Newly sworn-in Congresswoman Elise Stefanik views her youth as a strength. (© AP Images)

Elise Stefanik proves that youth is no barrier to political success. At age 30, she is the youngest woman ever elected to Congress.

During her first days as a congresswoman, congressional personnel asked to see Stefanik’s badge, surprised that someone her age is a lawmaker. The U.S. Constitution sets 25 as the minimum age that someone can serve in the House of Representatives (30 is the minimum for the U.S. Senate).

Stefanik, who represents New York state’s 21st Congressional District in the U.S. House of Representatives, started campaigning in 2013 — from a Ford pickup truck.

“She put well over 100,000 miles on that truck,” Russ Schriefer, Stefanik’s ad-maker, told Roll Call. “She’d drive five hours to meet with a half a dozen people.”

During the campaign, Stefanik billed herself as a candidate for “new ideas and a new generation of leadership in Washington.”

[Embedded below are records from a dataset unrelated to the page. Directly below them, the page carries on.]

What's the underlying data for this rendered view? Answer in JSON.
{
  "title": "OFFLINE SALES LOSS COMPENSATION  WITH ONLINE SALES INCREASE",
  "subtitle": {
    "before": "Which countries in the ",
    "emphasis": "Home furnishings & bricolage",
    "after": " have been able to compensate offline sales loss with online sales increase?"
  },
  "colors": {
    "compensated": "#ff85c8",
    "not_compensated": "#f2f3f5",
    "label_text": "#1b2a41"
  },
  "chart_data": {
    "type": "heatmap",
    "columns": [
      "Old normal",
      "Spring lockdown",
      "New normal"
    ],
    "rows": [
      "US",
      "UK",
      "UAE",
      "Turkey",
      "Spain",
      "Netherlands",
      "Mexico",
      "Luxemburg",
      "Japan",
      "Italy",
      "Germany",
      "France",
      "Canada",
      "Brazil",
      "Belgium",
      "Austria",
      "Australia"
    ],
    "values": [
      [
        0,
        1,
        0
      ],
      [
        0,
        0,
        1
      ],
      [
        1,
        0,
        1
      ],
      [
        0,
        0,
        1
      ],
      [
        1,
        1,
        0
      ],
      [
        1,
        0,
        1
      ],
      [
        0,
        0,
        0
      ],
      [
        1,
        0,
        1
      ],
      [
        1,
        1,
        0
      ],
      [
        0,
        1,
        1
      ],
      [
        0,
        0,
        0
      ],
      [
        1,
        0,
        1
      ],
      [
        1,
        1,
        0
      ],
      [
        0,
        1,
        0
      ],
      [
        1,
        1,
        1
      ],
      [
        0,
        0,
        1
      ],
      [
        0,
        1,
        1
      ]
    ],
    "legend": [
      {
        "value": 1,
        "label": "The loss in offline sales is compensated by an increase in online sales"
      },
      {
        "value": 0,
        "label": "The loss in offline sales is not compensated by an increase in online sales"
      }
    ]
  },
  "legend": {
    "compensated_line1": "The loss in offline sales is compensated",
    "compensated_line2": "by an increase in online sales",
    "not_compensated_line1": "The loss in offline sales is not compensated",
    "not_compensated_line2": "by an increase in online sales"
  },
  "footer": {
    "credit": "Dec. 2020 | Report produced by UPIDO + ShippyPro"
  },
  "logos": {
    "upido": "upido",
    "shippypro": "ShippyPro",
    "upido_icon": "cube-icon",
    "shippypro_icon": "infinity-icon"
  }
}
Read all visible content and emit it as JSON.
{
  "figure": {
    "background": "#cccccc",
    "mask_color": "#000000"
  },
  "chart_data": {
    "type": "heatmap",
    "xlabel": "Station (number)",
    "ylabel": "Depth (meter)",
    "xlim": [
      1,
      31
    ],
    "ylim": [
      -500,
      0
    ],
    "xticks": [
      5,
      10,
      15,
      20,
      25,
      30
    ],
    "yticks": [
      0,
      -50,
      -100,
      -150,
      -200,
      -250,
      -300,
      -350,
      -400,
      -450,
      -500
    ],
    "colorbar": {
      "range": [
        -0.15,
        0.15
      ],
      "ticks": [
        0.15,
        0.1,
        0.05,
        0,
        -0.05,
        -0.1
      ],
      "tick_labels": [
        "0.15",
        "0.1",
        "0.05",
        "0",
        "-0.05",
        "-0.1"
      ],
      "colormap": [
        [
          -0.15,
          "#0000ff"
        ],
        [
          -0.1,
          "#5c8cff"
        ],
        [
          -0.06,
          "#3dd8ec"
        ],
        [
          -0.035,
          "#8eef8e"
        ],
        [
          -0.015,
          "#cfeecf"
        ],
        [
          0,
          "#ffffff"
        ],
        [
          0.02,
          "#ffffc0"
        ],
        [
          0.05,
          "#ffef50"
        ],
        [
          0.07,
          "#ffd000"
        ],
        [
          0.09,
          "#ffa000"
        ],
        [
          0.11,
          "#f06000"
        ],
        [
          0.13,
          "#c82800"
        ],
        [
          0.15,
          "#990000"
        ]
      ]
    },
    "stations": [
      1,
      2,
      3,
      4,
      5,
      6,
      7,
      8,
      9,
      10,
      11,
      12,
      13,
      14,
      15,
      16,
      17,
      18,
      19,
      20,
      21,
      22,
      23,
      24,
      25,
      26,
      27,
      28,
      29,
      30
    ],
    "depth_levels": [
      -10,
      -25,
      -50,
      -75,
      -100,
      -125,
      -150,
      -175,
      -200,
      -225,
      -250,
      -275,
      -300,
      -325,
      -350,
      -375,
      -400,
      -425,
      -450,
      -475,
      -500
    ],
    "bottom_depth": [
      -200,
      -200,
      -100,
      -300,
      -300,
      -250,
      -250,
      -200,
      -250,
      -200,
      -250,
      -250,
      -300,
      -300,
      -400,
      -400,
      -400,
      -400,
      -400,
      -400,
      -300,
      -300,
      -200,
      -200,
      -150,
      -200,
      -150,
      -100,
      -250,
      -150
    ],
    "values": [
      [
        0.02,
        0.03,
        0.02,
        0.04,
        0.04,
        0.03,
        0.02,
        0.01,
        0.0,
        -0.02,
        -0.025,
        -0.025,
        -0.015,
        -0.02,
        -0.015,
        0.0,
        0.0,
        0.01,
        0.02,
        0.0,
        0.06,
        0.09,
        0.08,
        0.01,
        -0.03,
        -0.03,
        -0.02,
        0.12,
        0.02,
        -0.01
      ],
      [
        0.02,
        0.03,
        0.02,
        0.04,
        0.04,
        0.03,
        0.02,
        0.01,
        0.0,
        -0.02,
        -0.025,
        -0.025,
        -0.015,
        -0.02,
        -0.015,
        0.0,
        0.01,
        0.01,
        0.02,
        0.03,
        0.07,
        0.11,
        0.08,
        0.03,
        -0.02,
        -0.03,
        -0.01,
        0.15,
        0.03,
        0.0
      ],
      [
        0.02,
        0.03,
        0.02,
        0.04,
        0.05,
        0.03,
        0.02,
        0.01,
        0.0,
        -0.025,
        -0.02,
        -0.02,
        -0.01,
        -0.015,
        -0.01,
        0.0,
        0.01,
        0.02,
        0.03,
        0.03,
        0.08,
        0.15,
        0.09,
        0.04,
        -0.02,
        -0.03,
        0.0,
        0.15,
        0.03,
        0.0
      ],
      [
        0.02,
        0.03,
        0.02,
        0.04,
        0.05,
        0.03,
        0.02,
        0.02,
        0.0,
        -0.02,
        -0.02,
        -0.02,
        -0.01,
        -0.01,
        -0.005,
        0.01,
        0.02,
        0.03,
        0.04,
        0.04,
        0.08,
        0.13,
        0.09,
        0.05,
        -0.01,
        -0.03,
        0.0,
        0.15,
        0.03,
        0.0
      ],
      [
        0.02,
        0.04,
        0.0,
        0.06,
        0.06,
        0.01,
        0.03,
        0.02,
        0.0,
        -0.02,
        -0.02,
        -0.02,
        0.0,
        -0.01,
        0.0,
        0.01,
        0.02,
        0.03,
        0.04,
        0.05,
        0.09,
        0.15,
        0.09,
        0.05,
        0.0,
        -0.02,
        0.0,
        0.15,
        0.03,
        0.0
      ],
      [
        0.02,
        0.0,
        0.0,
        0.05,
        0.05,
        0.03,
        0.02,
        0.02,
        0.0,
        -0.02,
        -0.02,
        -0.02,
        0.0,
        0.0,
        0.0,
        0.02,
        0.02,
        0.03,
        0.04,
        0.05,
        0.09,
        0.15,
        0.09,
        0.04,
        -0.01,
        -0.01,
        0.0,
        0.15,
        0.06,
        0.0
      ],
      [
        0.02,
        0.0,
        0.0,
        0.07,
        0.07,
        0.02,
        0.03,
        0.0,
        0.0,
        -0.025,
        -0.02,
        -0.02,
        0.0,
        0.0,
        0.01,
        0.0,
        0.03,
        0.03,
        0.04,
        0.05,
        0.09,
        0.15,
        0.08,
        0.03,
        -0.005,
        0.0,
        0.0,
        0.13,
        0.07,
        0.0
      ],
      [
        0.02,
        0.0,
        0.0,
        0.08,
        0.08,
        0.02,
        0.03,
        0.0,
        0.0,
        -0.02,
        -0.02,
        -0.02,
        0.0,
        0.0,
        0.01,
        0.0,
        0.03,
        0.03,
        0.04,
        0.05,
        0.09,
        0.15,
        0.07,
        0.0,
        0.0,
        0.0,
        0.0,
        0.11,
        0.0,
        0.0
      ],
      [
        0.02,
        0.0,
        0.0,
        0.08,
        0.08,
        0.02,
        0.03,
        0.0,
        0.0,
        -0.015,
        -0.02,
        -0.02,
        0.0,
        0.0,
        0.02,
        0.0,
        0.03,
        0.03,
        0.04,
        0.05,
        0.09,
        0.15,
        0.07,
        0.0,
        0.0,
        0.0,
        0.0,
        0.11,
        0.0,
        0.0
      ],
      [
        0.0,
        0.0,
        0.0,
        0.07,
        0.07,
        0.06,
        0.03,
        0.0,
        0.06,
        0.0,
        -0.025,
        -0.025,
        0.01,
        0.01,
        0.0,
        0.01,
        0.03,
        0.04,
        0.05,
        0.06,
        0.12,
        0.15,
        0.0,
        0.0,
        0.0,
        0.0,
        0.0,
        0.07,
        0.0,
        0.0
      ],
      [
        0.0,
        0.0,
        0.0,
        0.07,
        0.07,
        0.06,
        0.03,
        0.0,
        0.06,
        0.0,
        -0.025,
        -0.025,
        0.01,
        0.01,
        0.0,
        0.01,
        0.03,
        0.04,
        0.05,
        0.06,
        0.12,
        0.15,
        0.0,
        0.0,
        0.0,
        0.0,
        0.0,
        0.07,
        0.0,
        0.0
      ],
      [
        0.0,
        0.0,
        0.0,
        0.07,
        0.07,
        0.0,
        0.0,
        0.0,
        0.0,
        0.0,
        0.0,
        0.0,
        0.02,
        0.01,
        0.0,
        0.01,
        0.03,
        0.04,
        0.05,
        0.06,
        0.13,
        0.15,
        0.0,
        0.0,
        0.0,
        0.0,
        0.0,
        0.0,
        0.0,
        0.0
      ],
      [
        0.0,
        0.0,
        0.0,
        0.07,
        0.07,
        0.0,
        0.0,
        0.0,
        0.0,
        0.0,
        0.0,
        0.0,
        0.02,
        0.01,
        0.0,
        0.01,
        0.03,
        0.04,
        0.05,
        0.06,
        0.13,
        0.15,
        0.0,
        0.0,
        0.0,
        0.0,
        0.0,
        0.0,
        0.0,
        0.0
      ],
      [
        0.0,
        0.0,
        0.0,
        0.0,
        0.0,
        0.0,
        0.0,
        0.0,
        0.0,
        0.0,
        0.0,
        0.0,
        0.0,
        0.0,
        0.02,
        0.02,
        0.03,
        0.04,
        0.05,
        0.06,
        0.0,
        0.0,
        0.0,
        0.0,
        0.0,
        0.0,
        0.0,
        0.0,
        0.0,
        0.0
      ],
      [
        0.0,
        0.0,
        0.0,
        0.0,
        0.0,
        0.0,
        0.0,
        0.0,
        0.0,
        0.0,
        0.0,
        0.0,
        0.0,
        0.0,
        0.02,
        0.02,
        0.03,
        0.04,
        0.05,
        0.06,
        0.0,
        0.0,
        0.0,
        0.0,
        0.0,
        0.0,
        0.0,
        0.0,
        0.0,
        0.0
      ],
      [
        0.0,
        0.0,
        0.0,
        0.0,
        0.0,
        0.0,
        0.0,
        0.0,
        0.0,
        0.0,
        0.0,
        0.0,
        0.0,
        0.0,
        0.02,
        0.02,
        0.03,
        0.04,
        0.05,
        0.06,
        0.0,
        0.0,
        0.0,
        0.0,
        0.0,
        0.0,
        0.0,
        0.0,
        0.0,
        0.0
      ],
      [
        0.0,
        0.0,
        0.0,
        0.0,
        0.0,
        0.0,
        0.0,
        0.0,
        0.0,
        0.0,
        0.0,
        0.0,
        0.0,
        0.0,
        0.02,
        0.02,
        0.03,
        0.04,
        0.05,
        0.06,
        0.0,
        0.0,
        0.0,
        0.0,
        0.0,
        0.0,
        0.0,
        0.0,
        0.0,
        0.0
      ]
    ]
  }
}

Reaching Congress did not come easy for the Harvard University graduate. Stefanik first had to win a primary election to gain her Republican party’s nomination for the seat and then defeat a Democratic opponent in the November 2014 general election.

In a Congress where the average age is 58, Stefanik sees her youth as an asset.

“I think that’s where being young is a strength, because I bring, I hope, a sunny side of optimism to Congress, and a willingness to work with people,” Stefanik told CBS News.

Stefanik is not the only young woman to make political history in recent elections. Saira Blair, an 18-year-old college student in West Virginia, became the country’s youngest state lawmaker in the November election.